Der Garten- und Landschaftsbau bleibt ein relevanter Arbeitgeber: Die Anzahl der gewerblichen Arbeitnehmer stieg leicht auf 15.080. Der Fachkräftemangel begrenzt jedoch weiterhin das Wachstumspotenzial. Daher rücken Zielgruppen wie Frauen, Vorruheständler und Branchenwechsler verstärkt in den Fokus, auch durch gemeinsame Kampagnen mit dem Bundesverband.
Marktstruktur und Auftraggeber
Der Anteil privater Auftraggeber am Gesamtumsatz erhöhte sich auf 62 Prozent. Der gewerbliche Wohnungsbau sank auf 9 Prozent, und Industrieaufträge gingen auf 5 Prozent zurück. Die Öffentliche Hand blieb mit 19 Prozent stabil, wobei der Bedarf oft durch langwierige Vergabeverfahren gebremst wird.
Die Zahl der Fördermitglieder stieg um fünf Prozent auf 177 Unternehmen, die die berufsständische Arbeit des Verbands unterstützen.
Ausblick und Innovationspotenziale
Trotz aller Unkenrufe schauen wir vorsichtig optimistisch nach vorn.
Dies erklärte VGL-BW-Geschäftsführer Reiner Bierig. Gleichzeitig wird der Wettbewerb intensiver, da branchenfremde Anbieter in den Markt drängen, der Wohnungsbau schwächelt und private Kunden zurückhaltender agieren. Hinzu kommen gesamtwirtschaftliche Risiken.
Innovationspotenziale sieht der Verband im altersgerechten Wohnen mit Garten. Barrierefreie Umgestaltungen, pflegeleichte Pflanzungen und professionelle Pflegedienstleistungen bieten neue Chancen. Gärten tragen nachweislich zur körperlichen und mentalen Gesundheit bei.
Natürlicher Klimaschutz als Zukunftsfeld
Der Klimawandel macht die grün-blaue Stadtentwicklung zu einer zentralen Aufgabe.
Städte klimafit aufzustellen, wird eine unserer Kernaufgaben sein.
Dies betonte Erhard Schollenberger, stellvertretender Vorstandsvorsitzender. Förderprogramme für Entsiegelung, Begrünung und Regenwassermanagement bieten hier Chancen, erfordern jedoch eine aktive Antragstellung.

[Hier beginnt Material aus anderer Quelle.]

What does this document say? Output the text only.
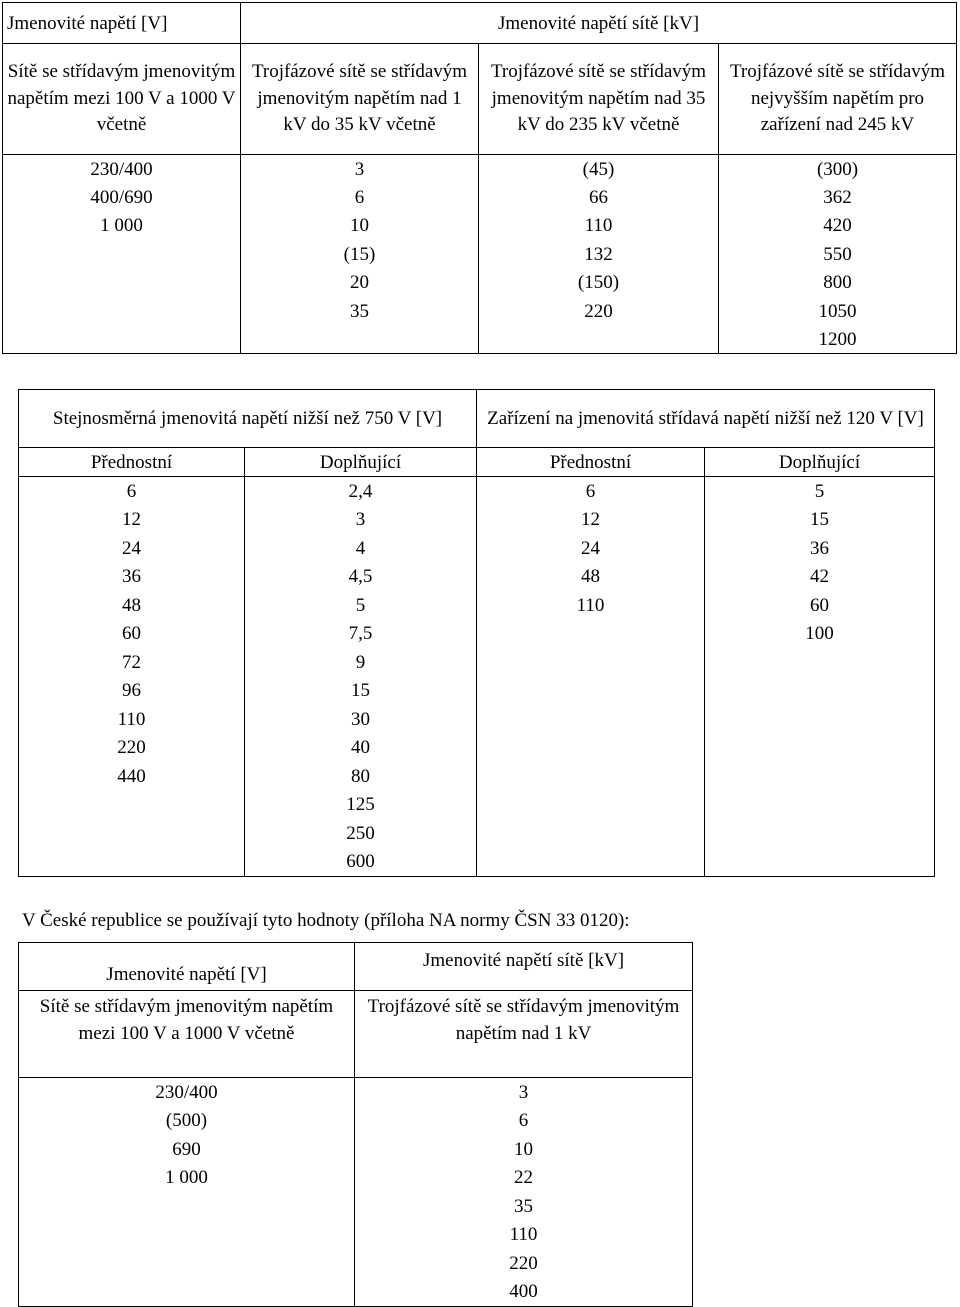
Jmenovité napětí [V]	Jmenovité napětí sítě [kV]		
Sítě se střídavým jmenovitým napětím mezi 100 V a 1000 V včetně	Trojfázové sítě se střídavým jmenovitým napětím nad 1 kV do 35 kV včetně	Trojfázové sítě se střídavým jmenovitým napětím nad 35 kV do 235 kV včetně	Trojfázové sítě se střídavým nejvyšším napětím pro zařízení nad 245 kV
230/400	3	(45)	(300)
400/690	6	66	362
1 000	10	110	420
	(15)	132	550
	20	(150)	800
	35	220	1050
			1200
Stejnosměrná jmenovitá napětí nižší než 750 V [V]		Zařízení na jmenovitá střídavá napětí nižší než 120 V [V]	
Přednostní	Doplňující	Přednostní	Doplňující
6	2,4	6	5
12	3	12	15
24	4	24	36
36	4,5	48	42
48	5	110	60
60	7,5		100
72	9		
96	15		
110	30		
220	40		
440	80		
	125		
	250		
	600		
V České republice se používají tyto hodnoty (příloha NA normy ČSN 33 0120):
Jmenovité napětí [V]	Jmenovité napětí sítě [kV]
Sítě se střídavým jmenovitým napětím mezi 100 V a 1000 V včetně	Trojfázové sítě se střídavým jmenovitým napětím nad 1 kV
230/400	3
(500)	6
690	10
1 000	22
	35
	110
	220
	400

Die Dienstleistungen des GaLaBau schaffen nachhaltige Lebensräume und steigern die Lebensqualität. Dach- und Fassadenbegrünungen, Regenwassermanagement und klimaresiliente Stadtplanung sind etablierte Praktiken.
Forderungen an die Politik
Der VGL BW fordert investitionsfreundliche Rahmenbedingungen, Bürokratieabbau und die Abschaffung der Mautregelung für den GaLaBau.
Unausgegorene Gesetzesinitiativen zwingen uns, vor Gericht zu ziehen.
Dies kritisierte Vorstandsvorsitzender Martin Joos. Verlässliche politische Leitplanken seien Voraussetzung für Investitionen, Innovationen und Beschäftigung.
Mit Blick auf klimaresiliente Städte, Fachkräftesicherung sowie nachhaltige Wohn- und Gewerbegebiete sieht der Verband die Branche gut positioniert, sofern die politischen Rahmenbedingungen stimmen.